Patch Tuesday July 2011

What you need to know about this July’s Microsoft updates.

This month has a very important update for laptop users in particular. There have been some other interesting things happening over the last month as well. Also, I am very late with the Patch Tuesday post this month, I have a very good excuse that I’ll tell you about.

First, Patch Tuesday’s updates.

Window Update
This is what Window Update looks like in the start menu

This month the Microsoft Updates are nowhere near the number we saw last month. That does not make it any less important.

While there are several different updates, one listed as fixing a Bluetooth vulnerability is considered critical even without code out in public using it. Bluetooth is a system that allows devices to connect without wires. The most typical use of Bluetooth is a wireless cellphone headset. There are also Bluetooth keyboards and mice available. Many late model laptops have a Bluetooth adapter built in.

This Bluetooth vulnerability can allow an attacker complete access to a computer withing Bluetooth range. That person a few tables away from you at the cafe could use it to go through your computer taking anything he wants or install malware on your computer so he will always have control over it later.

To keep safe from this Bluetooth vulnerability in Windows you have two choices.

  1. Keep the Bluetooth adapter on your computer turned off and don’t use it. Remember some wireless keyboards may use this and some may not.
  2. Make sure you have Microsoft’s update from this month which fixes the vulnerability.

If your not using Bluetooth, even with the patch it might be a good idea to turn it off. You will save a bit of battery power as well as being just a bit safer.

There are several other patches included this month.

I needed to restart when I ran the update. In fact, I found I had to restart a few times and had some updates that were missed. I may be because I was a bit late updating this month but it seemed like a messy update this month. No problems but lots of reboots. Anyway, make sure you do update and have all the critical ones at the very least.

There is some malware out now that installs a boot sector root kit.
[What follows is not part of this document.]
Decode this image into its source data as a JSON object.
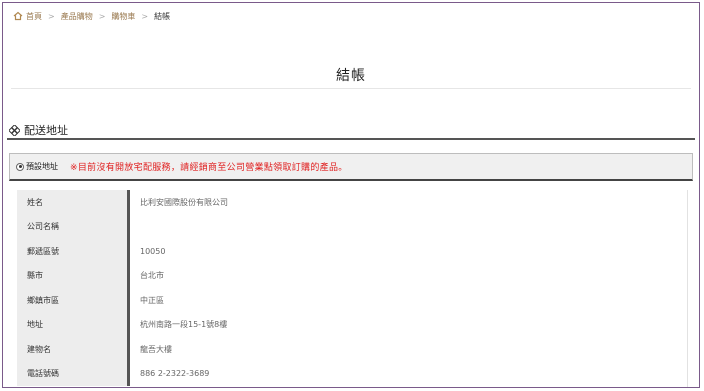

Ok, what does that mean? The boot sector is a part of the hard drive the computer checks to find the basic instructions it needs to find and load the operating system (Windows). This malware replaces those instructions with it’s own. Your computer then loads the malware before Windows even starts. It is then capable of telling your anti-virus that it has been removed when you try to remove it while still being installed. It is very difficult to detect when a computer is infected. It is even more difficult to remove. In fact, nearly impossible. Microsoft is even recommending systems with these new boot sector malware root kits simply be reformatted and to reinstall Windows starting from scratch.

Apple has also announced a vulnerability for IOS devices and PDF files.

Apple is warning that opening a PDF file with an IOS device could  allow an attacker in. IOS devices that are know to have this problem are iPads and iPhones. Just clicking on an infected PDF by email or on the web is enough to infect the device.  Apple has just released and update to fix this. Make sure your Apple devices are updated.

A recent report from Avast Anti-virus shows that 60% of computers with Adobe Reader have an out of date version.

With Adobe Reader on nearly every computer, this means nearly 60% of computers could be easily infected just like the IOS devices I just talked about. There is no reason for this. Adobe updates are free for Reader. I would hope that by now, any of my regular readers would not be in that percentage.

Finally, why was I so late this month?

Your’s truly was on Jury Duty. This was the first time I was selected and I was chosen for a criminal case. Combined with some other things happening at about the same time, it was the most surreal thing I have ever experienced. I learned a lot. Both about the realities of crime investigation and about people.

Also, I have spent too much time on Google+.

Google + Icon or ImageIf you have not gotten an invite to Google+ , you will eventually. There has been a lot of talk about it being a replacement for Facebook. It is going to be a lot more. Also, while it has been in testing, the Google people have been everywhere on Google+ looking for ways to make it better. Six months from now, it is going to be far more than anyone expected. You add can me to your Google+ circles here or clicking the Google + button to the right in the sidebar.

With all the questions about passwords I am getting in comments in several posts, I am working on a complete post with everything you need to know about passwords. I hope to have it out to you soon.